Hippocampal‐prefrontal theta phase synchrony in planning of multi‐step actions based on memory retrieval

Planning of multi‐step actions based on the retrieval of acquired information is essential for efficient foraging. The hippocampus (HPC) and prefrontal cortex (PFC) may play critical roles in this process. However, in rodents, many studies investigating such roles utilized T‐maze tasks that only require one‐step actions (i.e., selection of one of two alternatives), in which memory retrieval and selection of an action based on the retrieval cannot be clearly differentiated. In monkeys, PFC has been suggested to be involved in planning of multi‐step actions; however, the synchrony between HPC and PFC has not been evaluated. To address the combined role of the regions in planning of multi‐step actions, we introduced a task in rats that required three successive nose‐poke responses to three sequentially illuminated nose‐poke holes.

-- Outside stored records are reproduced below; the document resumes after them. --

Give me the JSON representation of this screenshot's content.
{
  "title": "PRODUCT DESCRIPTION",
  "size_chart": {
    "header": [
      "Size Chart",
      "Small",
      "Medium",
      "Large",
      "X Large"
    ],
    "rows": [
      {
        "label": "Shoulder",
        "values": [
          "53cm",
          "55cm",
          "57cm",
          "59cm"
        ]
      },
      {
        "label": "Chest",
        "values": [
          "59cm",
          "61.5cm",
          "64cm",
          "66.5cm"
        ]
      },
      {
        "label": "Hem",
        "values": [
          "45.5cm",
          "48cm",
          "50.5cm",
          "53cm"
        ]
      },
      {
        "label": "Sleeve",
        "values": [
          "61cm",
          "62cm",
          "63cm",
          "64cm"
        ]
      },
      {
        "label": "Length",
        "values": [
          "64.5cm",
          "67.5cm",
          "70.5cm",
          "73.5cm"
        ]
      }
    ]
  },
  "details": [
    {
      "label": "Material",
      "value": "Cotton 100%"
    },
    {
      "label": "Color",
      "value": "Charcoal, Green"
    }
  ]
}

During the task, local field potentials (LFP) and spikes from hippocampal CA1 and medial PFC (mPFC) were simultaneously recorded. The position of the first hole indicated whether the following two holes would be presented in a predictable sequence or not. During the first nose‐poke period, phase synchrony of LFPs in the theta range (4–10 Hz) between the regions was not different between predictable and unpredictable trials. However, only in trials of predictable sequences, the magnitude of theta phase synchrony during the first nose‐poke period was negatively correlated with latency of the two‐step ahead nose‐poke response. Our findings point to the HPC‐mPFC theta phase synchrony as a key mechanism underlying planning of multi‐step actions based on memory retrieval rather than the retrieval itself.